Objective of clustering
Divide the objects in the data into natural groups (clusters) such that:
- Objects in the same cluster are similar.
- Objects in different clusters are dissimilar.
Unsupervised: no class and examples determine how the data can be grouped together.
Cluster analysis
Finding groups of objects such that the objects in a group will be similar (or related) to one another and different from (or unrelated to) the objects in other groups. The distance in a cluster between data points are minimized and the distance between data points of different clusters are maximized. - Goal is to group together similar data, what does that mean? \+ Similarity measure is often more important that the clustering algorithm used. \+ Define a distance function like in k-nearest neighbors but: in clustering no class label available: discriminating attributes.
Distance
- For numerical values: \+ Euclidean distance \+ Manhattan distance - For nominal/binary attributes: \+ Proportion of unequal attributes out of the number of attributes. W
When you have mixed attributes, you need to use weights, because you don’t want one attribute to dominate everything.
Types of clustering methods
- Partitioning methods
- Hierarchical methods
- Model based clustering
Partitioning - Combinatorical
- Assign cluster to each object (k clusters)
- Minimize sum of distances within clusters
- Maximize sum of distances between clusters
The distances (combinatorical)
- W contains all distances between points in the same cluster.
- B contains the sum of all distances of points not in the same cluster.
- W + B = constant -> when you combine W and B, you have the sum of all distances, counted twice.
The algorithm minimizes W and maximizes B. Minimizing W takes exponential time in the number of data points.
K-means clustering
Because minimizing W takes a large amount of time, the k-means clustering is developed.
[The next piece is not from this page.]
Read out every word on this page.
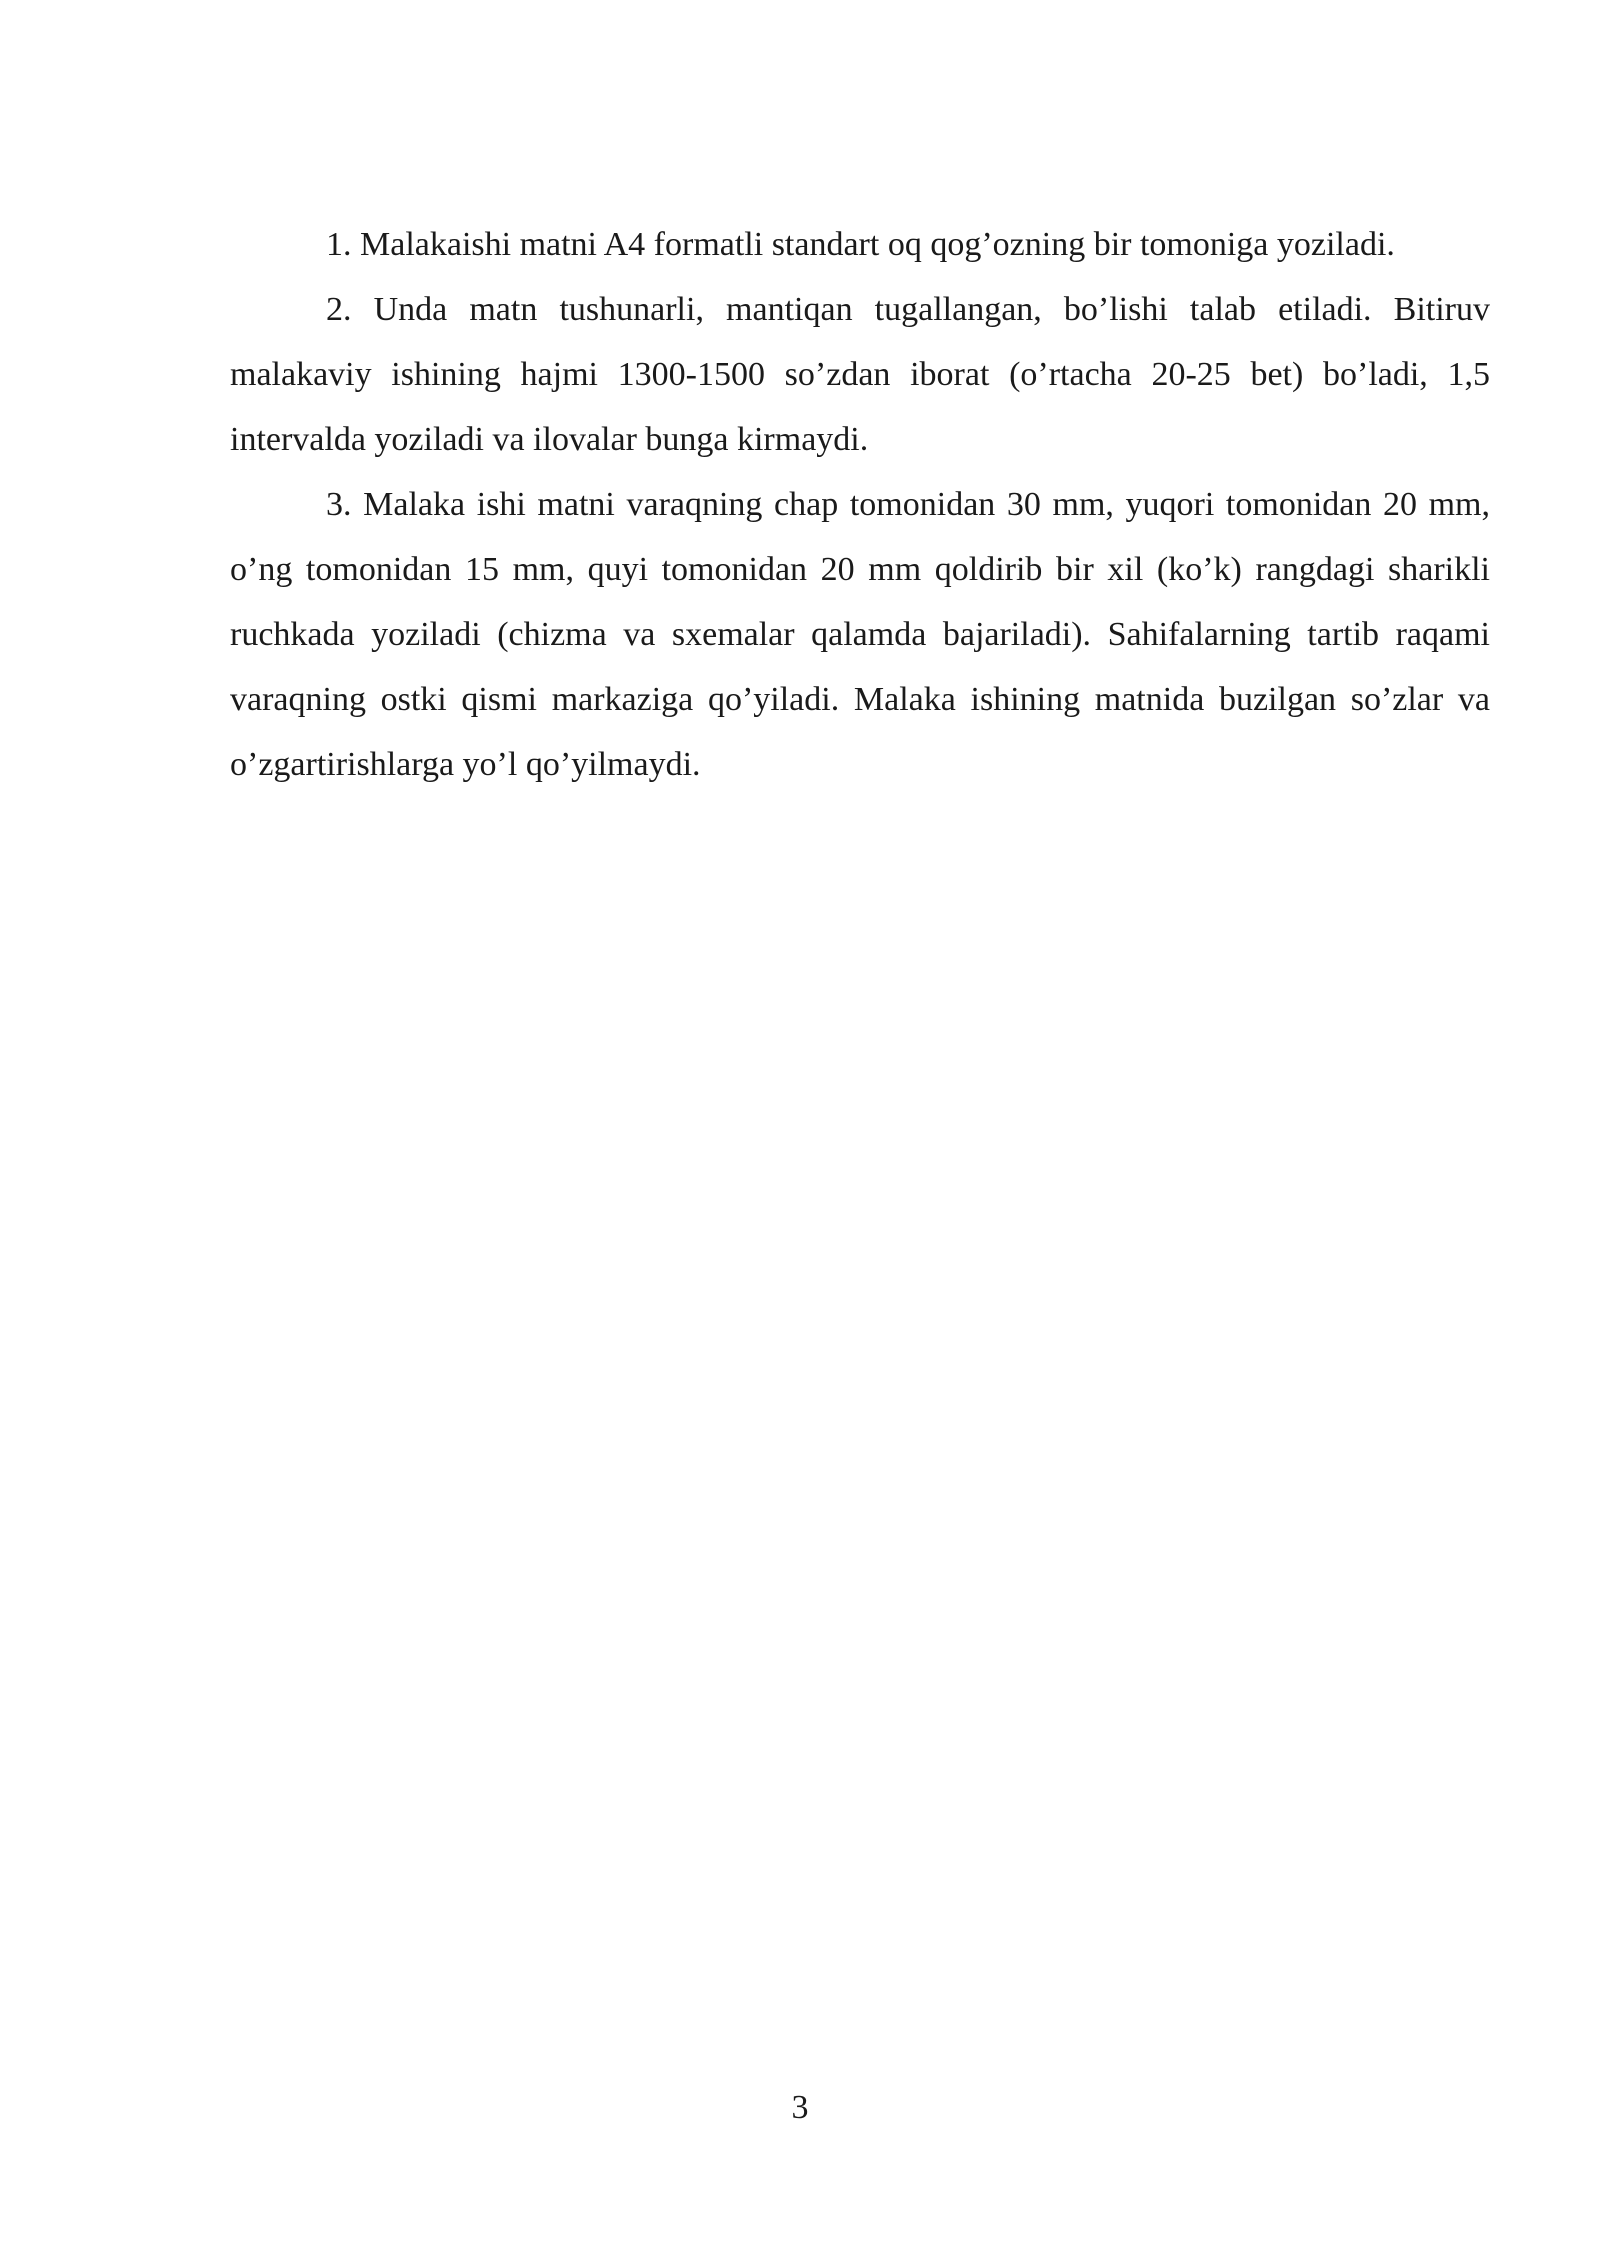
1. Malakaishi matni A4 formatli standart oq qog’ozning bir tomoniga yoziladi.

2. Unda matn tushunarli, mantiqan tugallangan, bo’lishi talab etiladi. Bitiruv malakaviy ishining hajmi 1300-1500 so’zdan iborat (o’rtacha 20-25 bet) bo’ladi, 1,5 intervalda yoziladi va ilovalar bunga kirmaydi.

3. Malaka ishi matni varaqning chap tomonidan 30 mm, yuqori tomonidan 20 mm, o’ng tomonidan 15 mm, quyi tomonidan 20 mm qoldirib bir xil (ko’k) rangdagi sharikli ruchkada yoziladi (chizma va sxemalar qalamda bajariladi). Sahifalarning tartib raqami varaqning ostki qismi markaziga qo’yiladi. Malaka ishining matnida buzilgan so’zlar va o’zgartirishlarga yo’l qo’yilmaydi.

3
This is a good approximation, not exact, but fast.
- Partitional clustering approach.
- Each cluster is associated with a centroid (center point)
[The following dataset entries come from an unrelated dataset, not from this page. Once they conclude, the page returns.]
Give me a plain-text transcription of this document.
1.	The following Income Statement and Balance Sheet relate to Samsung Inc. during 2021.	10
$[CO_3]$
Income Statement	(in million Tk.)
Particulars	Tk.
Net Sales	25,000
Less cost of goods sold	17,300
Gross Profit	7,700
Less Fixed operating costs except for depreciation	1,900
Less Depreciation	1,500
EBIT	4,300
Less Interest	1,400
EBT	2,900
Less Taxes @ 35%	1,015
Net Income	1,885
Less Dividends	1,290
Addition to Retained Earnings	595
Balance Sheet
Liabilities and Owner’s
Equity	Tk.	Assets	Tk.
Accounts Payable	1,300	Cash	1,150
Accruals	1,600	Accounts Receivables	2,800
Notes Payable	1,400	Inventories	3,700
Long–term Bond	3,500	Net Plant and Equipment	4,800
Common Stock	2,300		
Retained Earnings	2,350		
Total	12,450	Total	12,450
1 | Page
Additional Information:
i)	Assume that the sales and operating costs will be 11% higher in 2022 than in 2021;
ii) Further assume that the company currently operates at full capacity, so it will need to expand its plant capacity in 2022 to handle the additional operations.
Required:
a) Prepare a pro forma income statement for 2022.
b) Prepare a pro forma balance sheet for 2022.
- Each point is assigned to the cluster with the closest centroid.
Steps:
- Select K points as the initial centroids.
- Repeat
- Form K clusters by assigning all points to the closest centroids.
- Recomputed the centroid for each cluster until the centroids don’t change.
How many clusters are needed/wanted?
- Algorithmic approach
- Decide yourself
Selecting the right K
- Try different k, looking at the change in the average distance to centroids as k increases.
- Average falls rapidly until right k, then changes little.
Hierarchical clustering
- Agglomerative -> bottom-up
- Divisive -> top-down
Hierarchical clustering - Bottom-up
- Start with lot of clusters, because every data point has its own cluster.
- At each level we decide to merge two clusters into one.
- From the distance matrix compute the nearest clusters and merge.
- Update distance matrix.
Hierarchical clustering - cluster distance
- Single linkage
- Complete linkage
- Average linkage
Hierarchical clustering - Top-down
- Apply 2 means to the root.
- Apply k-means to new clusters.
- Repeat k-means algorithm.